Ahead of the first UN High-Level Dialogue on Energy since the oil crisis, Damilola Ogunbiyi, CEO and Special Representative of the UN Secretary-General, Sustainable Energy for All, writes for the World Economic Forum on the critical need to keep equity, justice and inclusiveness at the heart of the energy transition. While a new tool called “SiteRight”  is launched to help identify areas where solar and wind development is less likely to encounter social as well as ecological conflicts. A recent incident of a camel that bled to death after being cut by equipment at a solar park in Rajasthan, is a reminder of the criticality of getting solar energy right.

Agriculture and Biodiversity

At a time when the total amount of rice available to Indians per annum has reduced from 80 kgs in 1991 to 70 Kgs in 2019, the Indian government is planning to sell rice to breweries to make ethanol at subsidised rates. The MOEFCC has also issued  two executive orders excluding sugar mills from several impact assessments. This means these industries will be able to shift production towards ethanol merely on the basis of self certification. 

The Government of India’s move to digitise agriculture is increasingly appearing as an extension of the controversial farm laws that were passed last year. In the absence of strict data laws in the country and due to a lack of representation in the development process of AgriStack, many farmers have begun to actively oppose the programme

Law & Society

The Uttar Pradesh government unveiled a new population policy on World Population Day in a bid to control and reduce the gross fertility rate among women in India’s most populous state. Similar policies had been introduced in other Indian states at some point in time as well. However, experts believe that the draft bill goes against the Centre’s 2020 Affidavit before the Supreme Court that states coercion in family planning could be counterproductive and is an attempt to emulate China’s infamous and failed ‘one child policy’. The bill has also been criticized for trivialising the importance of empowering women for stabilizing the population. With Uttar Pradesh already witnessing a downward trend in population, one could ask if such a measure is at all required?
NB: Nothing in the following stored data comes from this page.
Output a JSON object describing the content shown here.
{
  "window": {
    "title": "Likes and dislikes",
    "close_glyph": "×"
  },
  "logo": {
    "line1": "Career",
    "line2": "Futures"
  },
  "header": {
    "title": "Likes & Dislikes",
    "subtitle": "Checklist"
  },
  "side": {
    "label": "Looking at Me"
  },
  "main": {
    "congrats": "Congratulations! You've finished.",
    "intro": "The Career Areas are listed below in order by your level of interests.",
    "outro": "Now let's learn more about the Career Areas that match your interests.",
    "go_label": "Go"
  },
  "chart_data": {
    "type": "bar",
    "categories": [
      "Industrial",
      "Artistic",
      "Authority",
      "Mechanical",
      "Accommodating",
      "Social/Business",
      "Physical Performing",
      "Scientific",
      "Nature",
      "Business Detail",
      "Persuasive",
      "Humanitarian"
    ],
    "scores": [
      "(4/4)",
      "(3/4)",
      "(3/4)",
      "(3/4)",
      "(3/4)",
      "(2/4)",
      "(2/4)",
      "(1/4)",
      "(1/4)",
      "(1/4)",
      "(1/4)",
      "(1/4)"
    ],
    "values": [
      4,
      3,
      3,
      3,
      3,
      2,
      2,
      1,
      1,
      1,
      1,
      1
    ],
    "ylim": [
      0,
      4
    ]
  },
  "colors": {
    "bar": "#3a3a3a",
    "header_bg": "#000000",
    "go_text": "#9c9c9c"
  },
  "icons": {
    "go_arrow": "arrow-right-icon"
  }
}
The Indian Supreme Court has decided to hear a petition from Maj. Gen SG Vombatkere (Retd) challenging the constitutional validity of Section 124A of the Indian Penal Code (sedition provision).

Urban Issues

A report by Greenpeace India has recorded a dramatic increase in Nitrogen Dioxide (NO2) emission across eight Indian cities, with Bengaluru recording a 90% spike. The study attributes most of it to vehicular emissions, and calls for city planners to initiate transition from private vehicles to a clean and safe public transport system that runs on clean energy.

The concept of Miyawaki forests had gained traction over the years, especially in ideas surrounding urban afforestation due to its dense planting technique. However, R.J. Ranjit Daniels and Anjana Vencatesan question in The Wire Science if this technique provides enough space for larger trees to grow and produce natural canopies. 

Communities & Livelihoods

Chitwan National Park, a UNESCO World Heritage Site has had a number of conservation achievements. But a close observation reveals it to be a contested space. Peter Gill writes in Scroll how thousands were displaced from their homes to create the national park 

It only needs a little probing and imagination to conceive a future where livelihoods, empowerment and climate resilience can go hand in hand. In its sixth season, Eco India gives illuminating examples of such possibilities.